HPA revealed that similar to dengue and zika virus, chikungunya is also a mosquito-borne disease that poses significant health risks.

Dengue is a mosquito-borne disease and is life-threatening if not treated properly.

Patients are advised to be carefully monitored within the first 48 hours on the onset of fever, as the dangers of dengue are heightened in the first 24 to 48 hours after fever subsides.

As such, patients need to be extra cautious for at least two days after fever subsides.

If patients feel more exhausted after the fever subsides and develop other symptoms, they are urged to seek medical help without delay.

People have also been encouraged to avoid taking anything other than paracetamol for fever, as medicines like Brufen can lead to other health issues.

It is important to focus on preventative measures to reduce mosquito-borne diseases.

The authorities have given instructions on preventing these diseases by wearing long-sleeved shirts and long pants that reveal less skin as well as using mosquito repellent. Some home remedies for the diseases include drinking plenty of fluids, resting and refraining from taking medicine other than paracetamol for fever.

It is advised for those who have a fever for three days or show other signs of dengue fever to seek treatment.

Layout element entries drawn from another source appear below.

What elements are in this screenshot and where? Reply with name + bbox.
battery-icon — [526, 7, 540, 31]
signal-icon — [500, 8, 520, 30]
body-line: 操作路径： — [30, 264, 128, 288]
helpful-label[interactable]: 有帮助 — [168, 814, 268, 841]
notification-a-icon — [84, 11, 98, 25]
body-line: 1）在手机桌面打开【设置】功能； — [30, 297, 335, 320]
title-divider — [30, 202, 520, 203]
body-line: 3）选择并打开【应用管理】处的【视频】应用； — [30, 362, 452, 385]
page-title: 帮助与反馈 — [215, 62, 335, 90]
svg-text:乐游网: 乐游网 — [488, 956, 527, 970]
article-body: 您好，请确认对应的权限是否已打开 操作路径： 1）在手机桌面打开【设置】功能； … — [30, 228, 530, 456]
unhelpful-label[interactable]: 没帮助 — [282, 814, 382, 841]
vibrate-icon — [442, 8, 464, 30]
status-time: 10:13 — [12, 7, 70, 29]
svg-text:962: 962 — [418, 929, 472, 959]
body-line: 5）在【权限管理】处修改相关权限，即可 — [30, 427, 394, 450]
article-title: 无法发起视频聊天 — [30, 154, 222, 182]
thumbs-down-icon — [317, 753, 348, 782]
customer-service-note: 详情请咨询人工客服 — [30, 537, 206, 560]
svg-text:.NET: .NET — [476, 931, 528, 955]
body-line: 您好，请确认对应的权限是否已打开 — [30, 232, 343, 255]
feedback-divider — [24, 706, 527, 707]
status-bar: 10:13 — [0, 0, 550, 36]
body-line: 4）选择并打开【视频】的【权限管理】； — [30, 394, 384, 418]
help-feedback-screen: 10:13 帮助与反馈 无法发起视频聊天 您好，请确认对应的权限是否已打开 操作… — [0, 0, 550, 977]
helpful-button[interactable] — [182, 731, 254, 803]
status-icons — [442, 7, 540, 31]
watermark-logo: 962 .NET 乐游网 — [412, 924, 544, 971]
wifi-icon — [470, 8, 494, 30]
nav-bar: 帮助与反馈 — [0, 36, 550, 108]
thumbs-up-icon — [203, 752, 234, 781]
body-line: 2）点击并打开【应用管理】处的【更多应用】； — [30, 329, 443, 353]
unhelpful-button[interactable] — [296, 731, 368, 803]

During 2019, HPA worked tirelessly to eliminate mosquito breeding sites by using insecticide and fogging machines due to a rise in dengue and chikungunya cases reported that year.

HPA stressed that dengue and influenza are two of the most dangerous among communicable and wide-spreading diseases. As such, dengue and influenza are two of the most conspicuous diseases among those that spread widely over the Maldives, due to adverse weather, and several other reasons.

Influenza and dengue outbreaks occur during rainy seasons every year across outlying atolls.

HPA highlighted that the number of chikungunya and dengue cases are likely to increase in the coming days due to unpredictable adverse weather conditions.

According to findings and data, the last outbreak of chikungunya in the Maldives, was reported in 2006.